Chrysler's finances can now be restructured in a less political atmosphere in the New York courtroom of federal Judge Arthur Gonzalez. This is how the Chrysler collapse should have been worked out last December, when the auto maker first went looking for taxpayer cash. Treasury could have saved the $4 billion it lent the car maker at that time [and which Sid adds the government is forgiving, believe it or not], to which we can now add another $8 billion that Mr. Obama promised yesterday to keep the company going.
It's especially rich for Mr. Obama to blast the creditors for seeking "an unjustified taxpayer-funded bailout" while offering the UAW a 55% majority stake in Chrysler. He also praised the large banks that hold most of the Chrysler debt and supported the government plan. But of course J.P. Morgan and the other big banks are also recipients of billions of dollars in taxpayer cash and have a strong interest in playing nice with their creditor, Uncle Sam Obama.
The Chrysler creditors at least represent teachers, pensioners and retirees, among others. The Administration is advancing its own social and political agenda through its ever-deeper entanglement with Chrysler and General Motors. That explains why the government is giving 55% of the new Chrysler to the UAW's retiree-benefit trust, a junior creditor, while those ahead of the trust in line get a mere 30 cents on the dollar.

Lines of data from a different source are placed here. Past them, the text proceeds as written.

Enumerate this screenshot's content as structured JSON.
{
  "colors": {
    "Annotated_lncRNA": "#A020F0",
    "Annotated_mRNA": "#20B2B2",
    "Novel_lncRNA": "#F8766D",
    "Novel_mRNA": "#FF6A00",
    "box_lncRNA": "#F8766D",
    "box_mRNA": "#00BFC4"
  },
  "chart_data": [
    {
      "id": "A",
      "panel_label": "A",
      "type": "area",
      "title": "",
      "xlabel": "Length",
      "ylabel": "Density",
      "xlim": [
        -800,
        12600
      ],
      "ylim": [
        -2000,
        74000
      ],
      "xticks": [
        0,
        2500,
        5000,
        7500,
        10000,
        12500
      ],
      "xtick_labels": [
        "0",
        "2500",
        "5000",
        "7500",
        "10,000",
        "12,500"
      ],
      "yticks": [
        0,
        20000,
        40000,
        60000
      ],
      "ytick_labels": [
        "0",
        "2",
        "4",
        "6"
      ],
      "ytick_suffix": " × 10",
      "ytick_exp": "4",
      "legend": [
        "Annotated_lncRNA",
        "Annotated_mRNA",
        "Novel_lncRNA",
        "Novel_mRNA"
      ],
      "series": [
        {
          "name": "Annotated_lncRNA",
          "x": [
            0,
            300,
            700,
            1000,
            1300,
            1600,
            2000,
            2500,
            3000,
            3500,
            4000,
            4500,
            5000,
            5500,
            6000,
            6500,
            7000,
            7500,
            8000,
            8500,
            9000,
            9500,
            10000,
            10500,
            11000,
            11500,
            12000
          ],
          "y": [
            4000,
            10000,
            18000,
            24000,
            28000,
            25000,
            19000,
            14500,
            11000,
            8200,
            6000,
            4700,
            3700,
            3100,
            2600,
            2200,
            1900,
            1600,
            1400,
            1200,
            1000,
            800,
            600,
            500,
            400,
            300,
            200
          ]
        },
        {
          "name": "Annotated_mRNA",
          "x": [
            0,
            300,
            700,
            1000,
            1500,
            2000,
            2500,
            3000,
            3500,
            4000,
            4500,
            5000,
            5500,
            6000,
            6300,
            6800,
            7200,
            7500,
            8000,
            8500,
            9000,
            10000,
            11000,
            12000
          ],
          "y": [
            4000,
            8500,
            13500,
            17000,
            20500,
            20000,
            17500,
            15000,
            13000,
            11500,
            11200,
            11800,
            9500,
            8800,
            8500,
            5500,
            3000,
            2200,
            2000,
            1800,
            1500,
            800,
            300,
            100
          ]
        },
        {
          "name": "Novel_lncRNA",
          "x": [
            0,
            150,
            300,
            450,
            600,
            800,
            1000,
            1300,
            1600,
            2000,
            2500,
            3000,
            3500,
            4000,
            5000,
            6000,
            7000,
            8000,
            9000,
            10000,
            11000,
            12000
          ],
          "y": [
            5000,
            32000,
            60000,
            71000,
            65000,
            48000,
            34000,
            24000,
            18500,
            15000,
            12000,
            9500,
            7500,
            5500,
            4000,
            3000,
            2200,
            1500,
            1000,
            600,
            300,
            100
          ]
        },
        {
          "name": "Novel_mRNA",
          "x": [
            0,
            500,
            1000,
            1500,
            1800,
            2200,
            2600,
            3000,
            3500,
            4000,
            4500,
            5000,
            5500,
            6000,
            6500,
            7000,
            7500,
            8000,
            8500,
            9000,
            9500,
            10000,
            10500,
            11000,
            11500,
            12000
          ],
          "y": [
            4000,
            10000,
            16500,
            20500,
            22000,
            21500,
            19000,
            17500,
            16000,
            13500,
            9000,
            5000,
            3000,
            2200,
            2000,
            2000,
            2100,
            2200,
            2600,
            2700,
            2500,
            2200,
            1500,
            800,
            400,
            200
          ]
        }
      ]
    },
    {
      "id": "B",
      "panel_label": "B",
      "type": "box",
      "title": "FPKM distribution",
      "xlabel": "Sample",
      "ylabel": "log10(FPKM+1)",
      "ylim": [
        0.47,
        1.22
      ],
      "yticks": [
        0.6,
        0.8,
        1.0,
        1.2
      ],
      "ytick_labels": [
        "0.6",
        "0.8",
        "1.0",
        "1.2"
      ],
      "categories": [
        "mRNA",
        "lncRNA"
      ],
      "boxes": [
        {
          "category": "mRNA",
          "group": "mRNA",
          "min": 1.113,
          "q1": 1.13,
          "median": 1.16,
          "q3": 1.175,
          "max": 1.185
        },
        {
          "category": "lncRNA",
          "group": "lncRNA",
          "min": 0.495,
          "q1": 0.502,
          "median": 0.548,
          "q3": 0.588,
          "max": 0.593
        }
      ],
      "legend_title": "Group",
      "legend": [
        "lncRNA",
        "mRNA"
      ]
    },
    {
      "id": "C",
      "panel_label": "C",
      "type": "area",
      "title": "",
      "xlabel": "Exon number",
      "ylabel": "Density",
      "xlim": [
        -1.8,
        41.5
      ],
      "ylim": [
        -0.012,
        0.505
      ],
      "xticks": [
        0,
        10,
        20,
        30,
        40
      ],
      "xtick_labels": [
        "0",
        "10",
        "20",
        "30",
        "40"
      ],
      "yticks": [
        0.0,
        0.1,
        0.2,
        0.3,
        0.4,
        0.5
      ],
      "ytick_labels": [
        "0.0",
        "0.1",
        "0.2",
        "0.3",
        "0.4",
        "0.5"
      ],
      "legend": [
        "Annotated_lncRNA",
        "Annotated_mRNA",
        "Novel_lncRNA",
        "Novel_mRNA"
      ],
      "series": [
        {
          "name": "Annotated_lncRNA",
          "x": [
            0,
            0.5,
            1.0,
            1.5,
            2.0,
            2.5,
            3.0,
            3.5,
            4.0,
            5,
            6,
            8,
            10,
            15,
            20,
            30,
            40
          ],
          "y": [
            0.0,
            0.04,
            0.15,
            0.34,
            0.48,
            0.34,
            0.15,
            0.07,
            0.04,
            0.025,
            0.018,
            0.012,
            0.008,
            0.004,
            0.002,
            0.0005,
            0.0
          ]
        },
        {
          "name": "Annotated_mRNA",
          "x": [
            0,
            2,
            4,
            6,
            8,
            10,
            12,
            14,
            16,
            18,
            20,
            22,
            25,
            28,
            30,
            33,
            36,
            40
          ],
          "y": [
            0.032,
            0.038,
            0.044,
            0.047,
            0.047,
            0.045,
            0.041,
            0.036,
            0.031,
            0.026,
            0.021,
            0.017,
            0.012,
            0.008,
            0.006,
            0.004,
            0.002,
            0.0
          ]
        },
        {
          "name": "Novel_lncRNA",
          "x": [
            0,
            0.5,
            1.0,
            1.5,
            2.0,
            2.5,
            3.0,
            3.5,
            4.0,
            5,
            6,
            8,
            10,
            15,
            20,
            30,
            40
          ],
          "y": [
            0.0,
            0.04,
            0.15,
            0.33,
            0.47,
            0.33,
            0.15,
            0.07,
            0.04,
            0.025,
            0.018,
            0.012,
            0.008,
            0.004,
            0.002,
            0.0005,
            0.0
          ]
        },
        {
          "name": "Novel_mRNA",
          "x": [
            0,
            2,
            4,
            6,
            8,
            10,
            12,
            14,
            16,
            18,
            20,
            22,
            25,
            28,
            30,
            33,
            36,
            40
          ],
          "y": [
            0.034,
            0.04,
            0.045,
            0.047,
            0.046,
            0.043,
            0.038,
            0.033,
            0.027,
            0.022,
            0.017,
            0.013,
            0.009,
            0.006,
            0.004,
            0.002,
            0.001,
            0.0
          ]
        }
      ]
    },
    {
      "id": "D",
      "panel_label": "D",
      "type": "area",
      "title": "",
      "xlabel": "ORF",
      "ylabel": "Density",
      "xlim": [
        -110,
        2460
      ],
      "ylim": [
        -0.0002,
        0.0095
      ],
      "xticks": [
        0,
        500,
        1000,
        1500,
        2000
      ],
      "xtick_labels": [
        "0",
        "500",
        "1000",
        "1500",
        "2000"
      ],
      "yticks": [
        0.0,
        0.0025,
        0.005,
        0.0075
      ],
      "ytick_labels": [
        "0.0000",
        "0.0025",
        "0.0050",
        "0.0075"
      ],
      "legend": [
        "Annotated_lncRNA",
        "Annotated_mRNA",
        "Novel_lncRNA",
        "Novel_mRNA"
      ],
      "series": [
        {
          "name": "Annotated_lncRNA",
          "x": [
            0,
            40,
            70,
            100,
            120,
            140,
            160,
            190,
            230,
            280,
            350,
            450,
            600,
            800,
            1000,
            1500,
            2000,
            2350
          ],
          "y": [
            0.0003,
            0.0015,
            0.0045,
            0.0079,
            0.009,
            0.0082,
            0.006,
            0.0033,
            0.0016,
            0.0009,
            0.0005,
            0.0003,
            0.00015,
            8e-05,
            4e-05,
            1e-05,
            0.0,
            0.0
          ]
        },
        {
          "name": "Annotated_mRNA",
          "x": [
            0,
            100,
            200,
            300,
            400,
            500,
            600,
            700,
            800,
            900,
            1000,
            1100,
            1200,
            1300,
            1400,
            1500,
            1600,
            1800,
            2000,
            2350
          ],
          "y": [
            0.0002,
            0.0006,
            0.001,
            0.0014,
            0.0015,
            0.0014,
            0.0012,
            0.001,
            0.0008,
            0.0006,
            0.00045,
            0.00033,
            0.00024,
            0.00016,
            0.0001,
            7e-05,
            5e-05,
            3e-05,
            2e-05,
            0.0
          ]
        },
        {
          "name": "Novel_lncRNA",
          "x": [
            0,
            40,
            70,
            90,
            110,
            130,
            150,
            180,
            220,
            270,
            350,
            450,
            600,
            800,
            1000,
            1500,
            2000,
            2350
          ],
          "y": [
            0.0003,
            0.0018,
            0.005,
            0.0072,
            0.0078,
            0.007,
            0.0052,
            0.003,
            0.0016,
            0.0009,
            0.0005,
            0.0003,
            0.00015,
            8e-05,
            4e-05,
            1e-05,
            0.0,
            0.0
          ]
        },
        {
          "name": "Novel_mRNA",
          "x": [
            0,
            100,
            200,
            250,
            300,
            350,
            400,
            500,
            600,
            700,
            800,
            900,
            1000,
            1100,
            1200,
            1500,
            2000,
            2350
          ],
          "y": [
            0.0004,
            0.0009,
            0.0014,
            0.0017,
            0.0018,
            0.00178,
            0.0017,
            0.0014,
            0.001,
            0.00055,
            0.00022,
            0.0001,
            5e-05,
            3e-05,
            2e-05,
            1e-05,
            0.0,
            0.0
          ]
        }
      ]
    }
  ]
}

A senior Treasury official described the decision to give majority ownership to the union's health-care trust as simple pragmatism -- that keeping the union happy is essential to the long-term health of the car maker. A skeptic might respond that this is precisely the kind of political-business calculation that helped to drive Detroit's auto makers into this ditch.
Meanwhile, over at Detroit's other ward of the state, General Motors, [t]he GM drama will play out in the coming weeks before an end-of-May deadline, and it may also end up in bankruptcy court if Treasury doesn't make a better offer to creditors. That would be painful, but an independent judiciary is also the place where the rule of law and sound financial judgment can best prevail. That will ultimately serve taxpayers best as well.